La collaboration de son conjoint a aussi beaucoup compté. À l’époque de la Wii, les enfants étaient très jeunes. Papa s’enfermait dans une chambre (il n’y a pas de sous-sol dans la maison) pour jouer avec les petites pendant que maman s’activait. Aujourd’hui, même son mari et ses deux fillettes se sont mis au jogging.

Demi-marathon

En janvier 2014, Caroline Desrosiers et ses deux cousines se lancent le défi de franchir la distance du demi-marathon (21 km) au Marathon de Rimouski, en octobre.
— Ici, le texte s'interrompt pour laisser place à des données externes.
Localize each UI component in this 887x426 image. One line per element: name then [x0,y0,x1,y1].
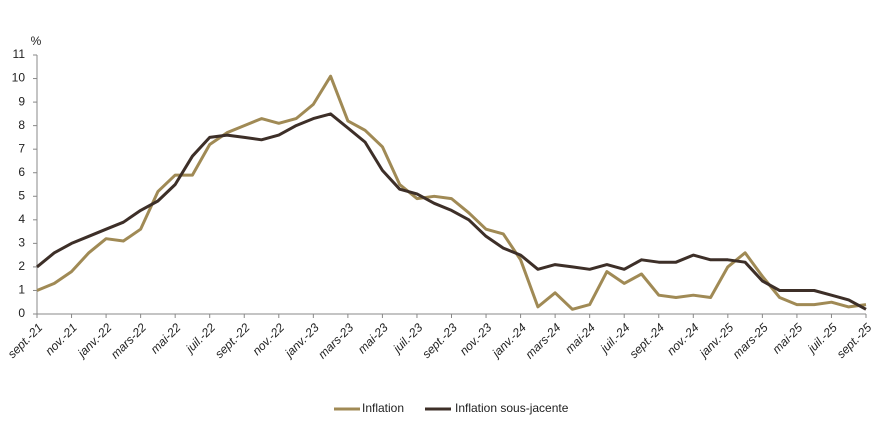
y-tick-label: 6 [18,165,25,179]
x-tick-label: sept.-24 [627,320,668,361]
y-axis-label: % [31,34,42,48]
x-tick-label: mai-25 [769,320,805,356]
x-tick-label: nov.-21 [42,320,80,358]
x-tick-label: nov.-22 [250,320,288,358]
y-tick-label: 0 [18,306,25,320]
x-tick-label: nov.-23 [457,320,495,358]
legend-label: Inflation sous-jacente [455,401,569,415]
x-tick-label: mars-23 [315,320,356,361]
x-tick-label: mai-24 [562,320,598,356]
y-tick-label: 1 [18,283,25,297]
y-tick-label: 7 [18,141,25,155]
y-tick-label: 10 [12,71,26,85]
series-line [36,74,867,311]
x-tick-label: janv.-24 [488,320,529,361]
series-line [36,112,867,311]
y-tick-label: 11 [13,47,26,61]
y-tick-label: 3 [18,236,25,250]
x-tick-label: mars-25 [730,320,771,361]
y-tick-label: 2 [18,259,25,273]
x-tick-label: mai-23 [355,320,391,356]
legend-label: Inflation [362,401,404,415]
x-tick-label: sept.-25 [834,320,875,361]
x-tick-label: mai-22 [148,320,184,356]
y-tick-label: 5 [18,188,25,202]
x-tick-label: sept.-22 [212,320,253,361]
x-tick-label: sept.-23 [419,320,460,361]
x-tick-label: janv.-22 [74,320,115,361]
x-tick-label: nov.-24 [664,320,702,358]
x-tick-label: janv.-25 [695,320,736,361]
y-tick-label: 8 [18,118,25,132]
y-tick-label: 9 [18,94,25,108]
x-tick-label: mars-22 [108,320,149,361]
y-tick-label: 4 [18,212,25,226]
x-tick-label: sept.-21 [5,320,46,361]
x-tick-label: janv.-23 [281,320,322,361]
x-tick-label: mars-24 [522,320,563,361]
Surtout habituée à des parcours de cinq kilomètres, la coureuse a allongé ses distances et s’est entraînée encore plus fort.

«Au demi-marathon, j’avais un objectif : ne jamais arrêter de jogger. Je pouvais ralentir, mais ne pas arrêter. J’ai réussi. Je l’ai fait en deux heures et demie. Au bout du troisième kilomètre, je me suis mise à pleurer. J’ai senti que mon frère était là et que j’avais réussi. J’ai réussi, c’est ce que je me suis dit en foulant la ligne d’arrivée», conclut-elle, encore émue du merveilleux moment qu’elle a alors vécu.